Trump’s backing is one of two aces in the hole Jordan possesses. The other is his street cred with the right-wing hard-liners who took down McCarthy. They could gain control of the upcoming Speaker’s election, just as they did back in January, when they forced McCarthy to go through 15 ballots and make concession after concession to win their acceptance.
The Speaker’s election is a two-step process. Next week, the GOP conference will take a secret-ballot vote to name their nominee for the job. But then the full House will formally elect the Speaker, and it will only take five Republican holdouts to deadlock the balloting (as in January, House Democrats will almost certainly remain united in voting for their leader, Hakeem Jeffries).

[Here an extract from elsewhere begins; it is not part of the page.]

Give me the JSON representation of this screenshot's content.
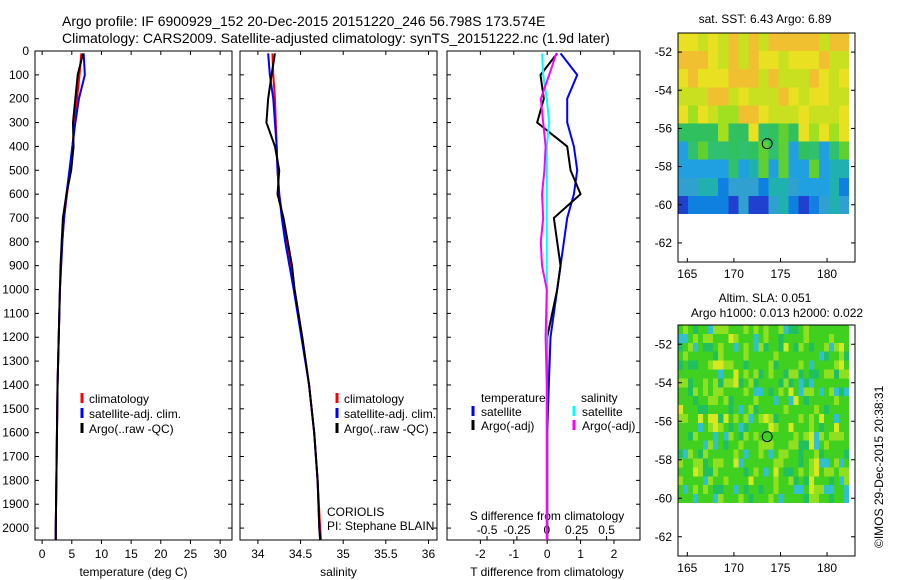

Perhaps with Trump’s help, Jordan can secure enough hard-liner backing to make him the likelier winner in the full balloting, even if Scalise has more support from House Republicans generally. To put it bluntly, as Kevin McCarthy learned, having the backing of all but five House Republicans isn’t enough; the magic number for victory is 2018.
Unfortunately for the country, the reign of terror imposed by Matt Gaetz and his allies in pursuit of maximum confrontation with Democrats over spending levels and other MAGA priorities remains in place at least until McCarthy’s successor is chosen. What that successor plans to do upon the expiration of the 45-day stopgap spending bill McCarthy fatally accepted will be a huge issue in the Speaker’s balloting. Hard-liners may demand and more moderate Republicans may resist another government-shutdown crisis. How Jordan navigates that issue may determine his prospects for victory.